BOSTON Well, this isn't quite how the Boston Celtics drew up Wednesday night's bon voyage game against Detroit, the team's last game at the TD Garden until Feb. 29. The Celtics suffered yet another disappointing setback, losing 98-88 to a Pistons team that is among the worst on the road in the NBA this season.

Not having Kevin Garnett certainly didn't help. But to pin this loss on having no KG is letting the C's off the hook for yet another head-scratching performance.

"We made some bonehead plays," said Celtics coach Doc Rivers.

Leaving Ben Gordon open for a 3-pointer to trap Damien Wilkens. Rotate out to defend Ben Wallace . . . around the 3-point line?

And giving up offensive rebounds on free throws, are a definite no-no if you're trying to secure a much-needed win at home.

"Those three possessions to me, changed the game," Rivers said.

Maybe so, but there were other factors that played a role in the Celtics (15-13) losing for the third time in the last four games. Here's how we saw it before the game, and what actually happened:

WHAT TO LOOK FOR: With the Pistons having lost Tuesday night at home to San Antonio, don't be surprised if the Celtics come out looking to run more than usual. Along with Detroit likely having weary legs, the Celtics have proven despite their age, they can run - and run well. Against the Bulls, Boston outscored them 33-7, in fast break points. With Detroit having its issues earlier this year defensively, they naturally don't fare well when it comes to fast-break points. They average 11.2 per game which ranks No. 22 in the NBA.
WHAT WE SAW: The Celtics came out attacking in transition, primarily because they were rebounding the ball well and getting out before the Pistons could fully set up their defense. At one point, Boston had an 11-4 advantage in fast-break points. But as the game wore on, the Celtics' began to run less, attack less and the end result? Another lesson in how to NOT win at home! For the game, the C's managed to claim a slim 18-14 edge in fast-break points.

MATCHUP TO WATCH: Rodney Stuckey vs Ray Allen. Size and strength, meets speed and accuracy. Stuckey's play has been a part of Detroit's improved play of late. In their last six games, he has averaged 15.3 points and 4.8 assists - both better than his season numbers. As for Ray Allen, he has shot less than 50 percent from the field in each of the last three games, which is the second-longest such stretch for him this season.

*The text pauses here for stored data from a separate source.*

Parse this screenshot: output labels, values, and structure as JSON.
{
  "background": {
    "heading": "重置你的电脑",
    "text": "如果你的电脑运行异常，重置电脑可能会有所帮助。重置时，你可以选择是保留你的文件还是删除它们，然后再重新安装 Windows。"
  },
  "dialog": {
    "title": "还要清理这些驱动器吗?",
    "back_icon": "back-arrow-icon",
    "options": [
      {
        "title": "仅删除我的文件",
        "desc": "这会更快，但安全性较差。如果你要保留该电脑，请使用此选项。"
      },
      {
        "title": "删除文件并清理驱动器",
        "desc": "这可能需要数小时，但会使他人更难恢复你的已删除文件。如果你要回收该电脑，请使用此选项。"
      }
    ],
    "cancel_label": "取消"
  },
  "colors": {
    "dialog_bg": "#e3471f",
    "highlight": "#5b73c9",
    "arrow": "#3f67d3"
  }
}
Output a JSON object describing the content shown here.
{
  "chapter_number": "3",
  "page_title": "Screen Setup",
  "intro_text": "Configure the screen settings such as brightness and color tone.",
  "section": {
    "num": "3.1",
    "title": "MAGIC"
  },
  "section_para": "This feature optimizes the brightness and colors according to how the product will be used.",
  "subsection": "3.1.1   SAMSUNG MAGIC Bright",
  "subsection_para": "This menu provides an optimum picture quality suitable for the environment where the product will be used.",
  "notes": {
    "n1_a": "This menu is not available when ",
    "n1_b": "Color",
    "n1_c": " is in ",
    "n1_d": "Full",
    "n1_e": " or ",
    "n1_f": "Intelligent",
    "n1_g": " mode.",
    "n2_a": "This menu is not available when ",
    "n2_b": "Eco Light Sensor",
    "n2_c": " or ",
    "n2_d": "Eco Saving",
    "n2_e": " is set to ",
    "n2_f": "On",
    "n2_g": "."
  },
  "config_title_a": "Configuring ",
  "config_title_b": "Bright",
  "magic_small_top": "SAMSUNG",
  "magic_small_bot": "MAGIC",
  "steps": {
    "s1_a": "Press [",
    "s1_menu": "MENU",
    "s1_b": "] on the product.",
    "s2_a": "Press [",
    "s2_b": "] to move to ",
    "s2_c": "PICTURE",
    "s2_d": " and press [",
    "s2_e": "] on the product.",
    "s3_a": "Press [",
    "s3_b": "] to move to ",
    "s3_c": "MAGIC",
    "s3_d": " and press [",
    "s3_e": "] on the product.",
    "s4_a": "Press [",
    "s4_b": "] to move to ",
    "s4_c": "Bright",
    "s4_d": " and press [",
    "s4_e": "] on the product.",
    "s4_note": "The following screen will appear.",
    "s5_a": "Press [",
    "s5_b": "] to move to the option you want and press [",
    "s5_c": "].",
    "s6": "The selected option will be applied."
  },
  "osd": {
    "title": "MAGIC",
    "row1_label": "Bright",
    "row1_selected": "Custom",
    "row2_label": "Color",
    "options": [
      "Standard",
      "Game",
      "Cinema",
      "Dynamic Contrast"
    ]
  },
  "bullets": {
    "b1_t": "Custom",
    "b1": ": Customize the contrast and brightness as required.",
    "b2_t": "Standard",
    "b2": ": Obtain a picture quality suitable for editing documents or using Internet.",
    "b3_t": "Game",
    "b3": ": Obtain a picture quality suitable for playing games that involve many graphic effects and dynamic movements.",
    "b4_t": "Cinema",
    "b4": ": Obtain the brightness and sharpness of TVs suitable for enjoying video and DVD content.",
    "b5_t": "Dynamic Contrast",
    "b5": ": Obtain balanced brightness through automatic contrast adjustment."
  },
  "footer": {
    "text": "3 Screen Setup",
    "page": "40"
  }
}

The big thing with Allen is getting shot attempts. In the month of February, the Celtics are 3-1 when Allen gets 10 or more shot attempts.
WHAT WE SAW: This was very lopsided, but not even close to how anyone outside of the 3-1-3 would have envisioned. Stuckey scored off the dribble, on pull-ups and from the free-throw line, finishing with a team-high 25 points on 7-for-16 shooting. Meanwhile, Allen had just 10 points and shot 1-for-5 from the field. His lone field goal made came late in the fourth, well after the Pistons had the game well in hand.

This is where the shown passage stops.